ANKARA (AA) - Dışişleri Bakanlığı Sözcüsü Hami Aksoy, Uygur Türklerine yönelik ağır insan hakları ihlalleri ve halk ozanı Abdurrehim Heyit'in vefatına ilişkin soruya yazılı yanıt verdi.
Sincan Uygur Özerk Bölgesi'ndeki Uygur Türklerinin ve diğer Müslüman toplulukların temel insan haklarını ihlal eden uygulamaların özellikle son iki yıl içerisinde ağırlaştığına ve uluslararası toplumun gündemine taşındığına işaret eden Aksoy, özellikle Ekim 2017'de "Tüm Dinlerin ve İnançların Çinlileştirilmesi" siyasetinin resmen ilan edilmesinin, Uygur Türklerinin ve bölgedeki diğer Müslüman toplulukların etnik, dini ve kültürel kimliklerinin tasfiye edilmesi hedefi doğrultusunda atılmış yeni bir adım olduğunu vurguladı.

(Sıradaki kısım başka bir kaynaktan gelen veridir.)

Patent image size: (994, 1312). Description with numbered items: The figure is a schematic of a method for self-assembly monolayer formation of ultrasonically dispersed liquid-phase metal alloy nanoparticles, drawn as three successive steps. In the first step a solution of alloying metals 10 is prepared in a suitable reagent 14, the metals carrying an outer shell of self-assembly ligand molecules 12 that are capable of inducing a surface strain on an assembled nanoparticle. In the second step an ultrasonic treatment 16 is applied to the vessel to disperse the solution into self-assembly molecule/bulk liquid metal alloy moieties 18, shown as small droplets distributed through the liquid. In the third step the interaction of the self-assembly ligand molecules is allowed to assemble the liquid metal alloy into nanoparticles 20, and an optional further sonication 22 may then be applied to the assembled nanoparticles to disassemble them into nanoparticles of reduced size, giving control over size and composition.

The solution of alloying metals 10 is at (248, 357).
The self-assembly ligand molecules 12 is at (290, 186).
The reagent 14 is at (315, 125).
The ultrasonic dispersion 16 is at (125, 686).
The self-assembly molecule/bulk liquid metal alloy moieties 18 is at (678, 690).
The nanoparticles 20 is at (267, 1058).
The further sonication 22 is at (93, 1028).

Aksoy, açıklamasında, "Keyfi tutuklamalara maruz kalan bir milyondan fazla Uygur Türk'ünün toplama kamplarında ve hapishanelerde işkence ve siyasi beyin yıkamaya maruz bırakıldıkları artık bir sır değildir. Kamplarda alıkonmayan Uygurlar da büyük baskı altında bulunmaktadır. Yurtdışında yaşayan Uygur asıllı soydaş ve vatandaşlarımız bu bölgedeki akrabalarından haber alamamaktadır. Binlerce çocuk ebeveynlerinden uzaklaştırılmış, yetim kalmıştır. 21. yüzyılda toplama kamplarının yeniden ortaya çıkması ve Çin makamlarının Uygur Türklerine yönelik sistematik asimilasyon politikası insanlık adına büyük bir utanç kaynağıdır." ifadesini kullandı.
Sincan Bölgesi'nde yaşanan trajediyle ilgili görüşlerinin Çin makamlarına her düzeyde dile getirildiğini aktaran Aksoy, "Böyle bir ortamda, bir bestesi yüzünden 8 yıl hapse mahkum edilen değerli halk ozanı Abdurrehim Heyit'in hapishanedeki ikinci yılında vefat ettiği haberini derin teessürle öğrendik." değerlendirmesini yaptı.
Sözcü Aksoy, "Bu elim hadise, Türk kamuoyunun Sincan Bölgesi'ndeki ağır insan hakları ihlalleri konusundaki tepkisini daha da kuvvetlendirmiştir. Bu haklı tepkinin Çin makamlarınca dikkate alınmasını bekliyoruz." çağrısında bulundu.
"Abdurrehim Heyit'i ve Türk ve Müslüman kimliğine sahip çıkmak uğruna hayatını kaybeden tüm soydaşlarımızı rahmetle anıyoruz." ifadesini kullanan Aksoy, şunları kaydetti:
"Bu vesileyle, Çin makamlarını Uygur Türklerinin temel insan haklarına saygı göstermeye ve toplama kamplarını kapatmaya davet ediyoruz. Uluslararası toplumu ve BM Genel Sekreterini de Sincan bölgesindeki insanlık trajedisinin sona erdirilmesi için etkin adımlar atmaya çağırıyoruz."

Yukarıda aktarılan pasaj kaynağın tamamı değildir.